Présidentielle / Philippe Adnot s'engage en faveur de François Bayrou

Publié le par Site du Mouvement Démocrate de l'Aube

Philippe Adnot :

Philippe Adnot :


Le sénateur et président du conseil général confirme qu'il ne soutiendra pas Sarkozy. Il fait le choix de Bayrou, mais sans adhérer au MoDem

C'est un pavé dans la mare politique auboise. Jamais encarté jusqu'à ce jour, Philippe Adnot montre une nouvelle fois qu'il est libre de ses positions et de son vote en s'engageant en faveur de François Bayrou. Et il s'en explique.
Ce n'est un secret pour personne, Philippe Adnot n'a pas apprécié la réforme des collectivités territoriales menée par Nicolas Sarkozy. Voilà quelques mois, il en tirait la conclusion qu'il ne voterait pas en faveur de l'actuel chef de l'État lors de la prochaine élection présidentielle.
Aujourd'hui, il confirme ce choix et va au-delà en définissant précisément ses raisons. « Je n'ai pas apprécié ses méthodes de gouvernement, les nominations politiques à la tête de certaines chaînes de télévision, ou encore la récompense de la trahison avec Besson qui prend du galon alors qu'il était conseiller de Ségolène Royal. C'est insupportable. Je n'apprécie pas non plus que Fillon parle à juste titre de faillite de la France alors que Sarkozy refuse même de parler de rigueur », indique le président du conseil général.

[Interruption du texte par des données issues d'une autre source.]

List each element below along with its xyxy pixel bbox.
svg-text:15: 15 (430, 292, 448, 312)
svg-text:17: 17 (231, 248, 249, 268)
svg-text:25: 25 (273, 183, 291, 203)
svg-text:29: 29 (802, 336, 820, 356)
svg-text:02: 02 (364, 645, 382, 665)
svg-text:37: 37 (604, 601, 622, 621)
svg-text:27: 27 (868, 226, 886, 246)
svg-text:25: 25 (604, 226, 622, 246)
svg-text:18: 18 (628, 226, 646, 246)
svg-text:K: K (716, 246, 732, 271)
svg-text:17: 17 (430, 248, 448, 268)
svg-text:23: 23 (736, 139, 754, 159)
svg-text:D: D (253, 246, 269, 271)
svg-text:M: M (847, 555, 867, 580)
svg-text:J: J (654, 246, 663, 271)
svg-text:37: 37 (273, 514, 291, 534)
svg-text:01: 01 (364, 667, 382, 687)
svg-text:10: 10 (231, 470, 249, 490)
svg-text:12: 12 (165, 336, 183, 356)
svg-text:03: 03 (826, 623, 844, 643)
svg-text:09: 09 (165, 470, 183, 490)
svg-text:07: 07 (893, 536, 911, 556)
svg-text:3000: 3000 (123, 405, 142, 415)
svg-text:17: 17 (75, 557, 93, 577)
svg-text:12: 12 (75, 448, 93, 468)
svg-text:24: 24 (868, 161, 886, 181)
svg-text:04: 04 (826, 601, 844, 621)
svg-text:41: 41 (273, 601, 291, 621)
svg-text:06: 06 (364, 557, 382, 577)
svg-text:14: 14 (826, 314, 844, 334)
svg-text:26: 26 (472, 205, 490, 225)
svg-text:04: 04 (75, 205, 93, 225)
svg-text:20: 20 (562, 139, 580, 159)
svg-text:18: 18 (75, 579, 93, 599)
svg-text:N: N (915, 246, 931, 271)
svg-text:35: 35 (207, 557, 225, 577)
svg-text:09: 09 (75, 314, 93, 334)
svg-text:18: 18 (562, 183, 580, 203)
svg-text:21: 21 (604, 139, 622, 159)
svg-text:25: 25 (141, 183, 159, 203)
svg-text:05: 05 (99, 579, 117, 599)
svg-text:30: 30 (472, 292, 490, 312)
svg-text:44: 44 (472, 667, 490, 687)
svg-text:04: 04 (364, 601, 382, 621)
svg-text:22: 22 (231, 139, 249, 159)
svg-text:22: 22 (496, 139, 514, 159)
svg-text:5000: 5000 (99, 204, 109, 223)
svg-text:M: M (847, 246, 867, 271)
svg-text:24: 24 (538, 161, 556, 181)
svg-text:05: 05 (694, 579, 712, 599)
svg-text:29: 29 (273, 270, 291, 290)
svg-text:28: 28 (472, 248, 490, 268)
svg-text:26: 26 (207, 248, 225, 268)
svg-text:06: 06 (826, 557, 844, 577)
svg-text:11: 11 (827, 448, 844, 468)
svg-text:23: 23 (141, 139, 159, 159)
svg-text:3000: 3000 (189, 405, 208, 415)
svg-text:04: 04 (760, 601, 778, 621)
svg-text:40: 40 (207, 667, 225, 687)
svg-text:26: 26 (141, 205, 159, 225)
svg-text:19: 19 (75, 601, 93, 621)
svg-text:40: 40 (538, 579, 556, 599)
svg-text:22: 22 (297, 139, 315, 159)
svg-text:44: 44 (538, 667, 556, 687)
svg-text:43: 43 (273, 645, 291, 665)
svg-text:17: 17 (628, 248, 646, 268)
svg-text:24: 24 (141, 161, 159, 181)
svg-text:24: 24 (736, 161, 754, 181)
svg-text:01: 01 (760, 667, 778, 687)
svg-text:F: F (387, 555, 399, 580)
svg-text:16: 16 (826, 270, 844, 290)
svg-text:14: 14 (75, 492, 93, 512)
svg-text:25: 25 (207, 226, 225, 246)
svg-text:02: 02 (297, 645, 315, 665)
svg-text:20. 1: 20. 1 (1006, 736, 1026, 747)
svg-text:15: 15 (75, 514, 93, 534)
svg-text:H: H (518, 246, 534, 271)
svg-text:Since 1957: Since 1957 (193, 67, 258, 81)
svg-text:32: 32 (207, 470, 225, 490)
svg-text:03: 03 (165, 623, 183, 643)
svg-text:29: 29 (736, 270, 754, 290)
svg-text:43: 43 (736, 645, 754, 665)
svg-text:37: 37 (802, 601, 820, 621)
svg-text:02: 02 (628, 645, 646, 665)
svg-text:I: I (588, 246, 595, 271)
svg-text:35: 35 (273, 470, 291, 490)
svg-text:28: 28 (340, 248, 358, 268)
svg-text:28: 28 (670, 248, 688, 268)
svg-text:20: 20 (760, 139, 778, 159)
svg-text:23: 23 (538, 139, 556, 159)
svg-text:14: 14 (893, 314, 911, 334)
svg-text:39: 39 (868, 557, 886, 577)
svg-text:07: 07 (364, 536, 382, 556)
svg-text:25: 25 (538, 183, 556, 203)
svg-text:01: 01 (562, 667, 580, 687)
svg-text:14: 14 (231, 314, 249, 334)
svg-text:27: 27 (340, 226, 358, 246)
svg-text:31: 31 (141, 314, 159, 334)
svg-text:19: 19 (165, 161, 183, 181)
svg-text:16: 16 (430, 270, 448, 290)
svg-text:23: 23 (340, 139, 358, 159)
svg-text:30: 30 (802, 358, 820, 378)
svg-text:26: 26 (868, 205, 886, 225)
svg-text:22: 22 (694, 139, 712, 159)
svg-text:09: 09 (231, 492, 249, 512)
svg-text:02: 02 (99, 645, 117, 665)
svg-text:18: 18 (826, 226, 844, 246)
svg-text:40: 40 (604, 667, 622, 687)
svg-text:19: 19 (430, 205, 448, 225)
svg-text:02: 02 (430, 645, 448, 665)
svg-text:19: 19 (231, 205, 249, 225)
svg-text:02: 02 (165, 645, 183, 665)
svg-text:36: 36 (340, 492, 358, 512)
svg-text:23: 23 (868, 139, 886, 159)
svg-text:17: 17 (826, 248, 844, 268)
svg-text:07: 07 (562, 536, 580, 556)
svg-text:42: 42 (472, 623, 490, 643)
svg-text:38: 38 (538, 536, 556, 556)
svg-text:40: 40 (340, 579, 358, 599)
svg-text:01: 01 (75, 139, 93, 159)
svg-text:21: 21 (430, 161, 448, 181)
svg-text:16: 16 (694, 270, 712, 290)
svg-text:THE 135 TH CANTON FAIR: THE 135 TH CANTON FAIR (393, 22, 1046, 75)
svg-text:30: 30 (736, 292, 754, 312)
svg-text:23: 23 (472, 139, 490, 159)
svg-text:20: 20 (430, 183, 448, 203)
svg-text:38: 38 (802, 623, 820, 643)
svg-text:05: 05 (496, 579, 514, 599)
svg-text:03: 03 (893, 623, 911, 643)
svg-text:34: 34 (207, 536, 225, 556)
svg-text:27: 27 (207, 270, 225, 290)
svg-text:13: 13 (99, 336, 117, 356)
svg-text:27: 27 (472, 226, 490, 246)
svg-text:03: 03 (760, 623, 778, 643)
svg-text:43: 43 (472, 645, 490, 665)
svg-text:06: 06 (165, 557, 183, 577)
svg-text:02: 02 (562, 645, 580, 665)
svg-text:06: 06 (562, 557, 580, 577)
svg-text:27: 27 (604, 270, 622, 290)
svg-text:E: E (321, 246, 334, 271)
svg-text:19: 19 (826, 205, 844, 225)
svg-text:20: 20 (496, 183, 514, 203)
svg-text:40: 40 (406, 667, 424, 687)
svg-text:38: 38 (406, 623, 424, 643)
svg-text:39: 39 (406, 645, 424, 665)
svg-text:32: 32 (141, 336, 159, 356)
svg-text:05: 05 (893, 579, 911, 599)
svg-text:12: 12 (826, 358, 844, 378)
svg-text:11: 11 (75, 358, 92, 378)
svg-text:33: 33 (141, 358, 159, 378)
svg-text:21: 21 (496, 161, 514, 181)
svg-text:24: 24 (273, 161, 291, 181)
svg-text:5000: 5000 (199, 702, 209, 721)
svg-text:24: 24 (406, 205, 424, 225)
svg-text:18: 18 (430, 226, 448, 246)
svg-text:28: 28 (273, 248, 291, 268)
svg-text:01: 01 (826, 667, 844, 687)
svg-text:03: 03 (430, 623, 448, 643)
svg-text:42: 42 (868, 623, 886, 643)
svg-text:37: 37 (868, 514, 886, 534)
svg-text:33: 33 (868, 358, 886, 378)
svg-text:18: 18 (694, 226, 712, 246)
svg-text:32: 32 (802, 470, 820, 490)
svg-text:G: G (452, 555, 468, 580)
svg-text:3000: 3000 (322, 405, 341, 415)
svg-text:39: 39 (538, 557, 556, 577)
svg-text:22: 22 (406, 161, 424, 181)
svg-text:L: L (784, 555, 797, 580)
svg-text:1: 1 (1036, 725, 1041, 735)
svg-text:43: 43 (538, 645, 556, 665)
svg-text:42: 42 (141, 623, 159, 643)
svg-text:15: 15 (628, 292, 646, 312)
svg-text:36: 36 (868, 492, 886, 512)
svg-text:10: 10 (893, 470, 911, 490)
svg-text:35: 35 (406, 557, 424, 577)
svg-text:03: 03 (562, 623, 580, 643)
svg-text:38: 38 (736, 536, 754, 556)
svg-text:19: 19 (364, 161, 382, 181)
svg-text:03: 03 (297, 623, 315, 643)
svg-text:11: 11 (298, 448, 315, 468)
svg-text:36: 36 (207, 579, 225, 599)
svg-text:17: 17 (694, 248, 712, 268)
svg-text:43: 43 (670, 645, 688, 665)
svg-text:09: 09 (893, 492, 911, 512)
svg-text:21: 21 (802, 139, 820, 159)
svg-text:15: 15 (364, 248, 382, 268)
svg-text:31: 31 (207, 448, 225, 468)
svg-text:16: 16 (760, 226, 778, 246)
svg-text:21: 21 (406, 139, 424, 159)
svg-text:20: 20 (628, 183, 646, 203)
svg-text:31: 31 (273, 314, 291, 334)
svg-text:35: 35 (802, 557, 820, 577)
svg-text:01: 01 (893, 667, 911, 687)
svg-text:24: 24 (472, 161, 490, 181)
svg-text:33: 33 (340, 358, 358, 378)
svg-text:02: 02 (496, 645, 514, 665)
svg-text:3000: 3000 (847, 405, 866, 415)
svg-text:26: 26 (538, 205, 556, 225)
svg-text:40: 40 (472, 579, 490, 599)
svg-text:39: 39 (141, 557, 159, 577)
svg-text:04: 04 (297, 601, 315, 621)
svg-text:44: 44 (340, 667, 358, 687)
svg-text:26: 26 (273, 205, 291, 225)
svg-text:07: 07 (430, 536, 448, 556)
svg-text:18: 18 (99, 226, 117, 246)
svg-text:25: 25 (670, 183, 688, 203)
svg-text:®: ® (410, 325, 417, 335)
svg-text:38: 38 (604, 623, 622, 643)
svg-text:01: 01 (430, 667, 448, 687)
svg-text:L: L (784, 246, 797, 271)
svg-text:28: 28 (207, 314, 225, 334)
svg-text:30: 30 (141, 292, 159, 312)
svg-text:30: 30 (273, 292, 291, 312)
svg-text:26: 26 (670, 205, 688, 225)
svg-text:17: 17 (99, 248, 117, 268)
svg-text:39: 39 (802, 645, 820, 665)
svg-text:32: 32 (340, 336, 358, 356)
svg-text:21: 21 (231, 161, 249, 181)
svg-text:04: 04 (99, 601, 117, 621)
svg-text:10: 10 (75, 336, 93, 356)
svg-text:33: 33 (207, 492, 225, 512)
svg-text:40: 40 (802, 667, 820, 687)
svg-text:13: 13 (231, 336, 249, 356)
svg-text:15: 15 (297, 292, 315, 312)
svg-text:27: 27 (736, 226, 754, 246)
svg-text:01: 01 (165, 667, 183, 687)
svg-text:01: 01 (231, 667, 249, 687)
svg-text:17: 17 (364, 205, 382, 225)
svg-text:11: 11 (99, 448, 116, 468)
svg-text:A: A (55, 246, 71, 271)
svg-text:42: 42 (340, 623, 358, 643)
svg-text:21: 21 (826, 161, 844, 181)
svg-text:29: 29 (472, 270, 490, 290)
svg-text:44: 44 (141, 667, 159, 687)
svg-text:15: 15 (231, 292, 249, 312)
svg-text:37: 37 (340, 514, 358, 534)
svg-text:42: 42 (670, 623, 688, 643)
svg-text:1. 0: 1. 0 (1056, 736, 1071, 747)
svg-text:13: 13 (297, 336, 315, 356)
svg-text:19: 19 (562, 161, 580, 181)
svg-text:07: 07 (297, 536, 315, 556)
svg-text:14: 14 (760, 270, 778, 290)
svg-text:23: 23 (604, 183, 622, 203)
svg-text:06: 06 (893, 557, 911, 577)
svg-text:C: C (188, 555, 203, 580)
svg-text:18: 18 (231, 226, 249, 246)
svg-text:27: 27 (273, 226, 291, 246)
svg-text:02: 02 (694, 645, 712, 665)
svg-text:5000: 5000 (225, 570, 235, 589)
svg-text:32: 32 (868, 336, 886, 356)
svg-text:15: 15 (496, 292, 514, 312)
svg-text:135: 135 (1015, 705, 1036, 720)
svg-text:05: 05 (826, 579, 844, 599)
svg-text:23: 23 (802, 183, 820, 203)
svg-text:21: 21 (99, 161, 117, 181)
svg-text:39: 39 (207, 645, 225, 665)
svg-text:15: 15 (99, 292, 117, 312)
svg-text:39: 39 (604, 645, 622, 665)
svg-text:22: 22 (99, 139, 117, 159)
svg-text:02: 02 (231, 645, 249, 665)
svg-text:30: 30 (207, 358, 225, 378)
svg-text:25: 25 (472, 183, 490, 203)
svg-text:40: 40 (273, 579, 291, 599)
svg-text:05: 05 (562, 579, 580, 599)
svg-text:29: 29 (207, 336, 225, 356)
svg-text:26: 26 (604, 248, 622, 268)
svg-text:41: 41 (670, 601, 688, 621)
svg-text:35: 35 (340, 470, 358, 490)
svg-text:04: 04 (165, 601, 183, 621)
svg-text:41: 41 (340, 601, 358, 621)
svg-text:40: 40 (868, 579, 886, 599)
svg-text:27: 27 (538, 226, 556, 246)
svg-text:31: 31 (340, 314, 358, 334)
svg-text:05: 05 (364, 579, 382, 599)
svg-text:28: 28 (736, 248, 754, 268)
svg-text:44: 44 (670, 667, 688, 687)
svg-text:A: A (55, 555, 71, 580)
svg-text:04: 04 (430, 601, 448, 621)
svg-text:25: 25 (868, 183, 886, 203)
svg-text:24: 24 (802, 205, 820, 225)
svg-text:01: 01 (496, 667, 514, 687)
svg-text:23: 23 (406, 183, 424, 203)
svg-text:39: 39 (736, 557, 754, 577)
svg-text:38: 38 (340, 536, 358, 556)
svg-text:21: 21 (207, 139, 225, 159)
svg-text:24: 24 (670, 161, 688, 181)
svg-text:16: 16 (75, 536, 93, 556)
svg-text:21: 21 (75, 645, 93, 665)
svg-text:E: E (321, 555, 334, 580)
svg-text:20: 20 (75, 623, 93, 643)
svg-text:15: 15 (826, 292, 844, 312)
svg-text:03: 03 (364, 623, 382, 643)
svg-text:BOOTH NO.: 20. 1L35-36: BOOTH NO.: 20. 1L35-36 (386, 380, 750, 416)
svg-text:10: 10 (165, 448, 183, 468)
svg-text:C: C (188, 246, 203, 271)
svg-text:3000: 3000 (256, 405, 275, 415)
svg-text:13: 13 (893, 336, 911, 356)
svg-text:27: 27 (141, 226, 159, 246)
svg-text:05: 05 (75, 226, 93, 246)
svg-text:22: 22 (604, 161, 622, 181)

« Le seul capable de rassembler »


S'agissant de la réforme des collectivités, il n'a pas aimé « la perte de l'autonomie fiscale et la mise en place des conseillers territoriaux ». Il n'a pas aimé, non plus, la réforme de l'intercommunalité « avec laquelle tout le monde doit passer sous la même toise. » Il n'apprécie pas non plus la remise en cause de la clause de compétence générale « sans laquelle on n'aurait jamais pu créer l'Université de technologie. » Enfin, Philippe Adnot critique une gestion qui a gonflé la dette de la France de 500 milliards en quatre ans « surtout destinés aux dépenses de fonctionnement », avec un RSA qui fait de nombreux Français « des assistés ».
Le président du conseil général ne conteste toutefois pas tout le bilan de Nicolas Sarkozy et reconnaît que la réforme universitaire était fondée, tout comme celle des retraites.

« Une analyse lucide »


Une fois tout cela énoncé, Philippe Adnot a commencé une démarche d'élimination. « Je pense que Villepin, Dupont-Aignan et Morin n'iront pas jusqu'au bout de leur démarche », confie-t-il. Alors qui ? Pas question pour lui de voter pour Marine Le Pen ni pour François Hollande. Et, dans la mesure où il rejette un vote pro-Sarkozy, il reste François Bayrou.
Sauf que ce qui pourrait apparaître comme un vote par défaut est devenu un vote d'adhésion. « Bayrou est aujourd'hui le seul capable de rassembler autour de bonnes idées. La situation nationale mérite des efforts et un consensus qui dépassent tous les clivages actuels. Il faut mettre les positions partisanes de côté », affirme le président du conseil général qui ne se dit pas pour autant centriste, et qui n'a pas non plus la volonté d'adhérer au MoDem.
Pour en avoir le cœur net, il a rencontré François Bayrou mercredi dernier durant une heure. Et il a échangé avec un candidat « qui a une analyse lucide de la situation économique et de notre endettement. »
Philippe Adnot ne votera donc pas comme François Baroin, « ce qui ne nous empêchera pas de continuer à travailler ensemble. »
Quant au reste, autrement dit les législatives, il souligne qu'il soutiendra Jean-Claude Mathis et François Baroin… mais pas Nicolas Dhuicq.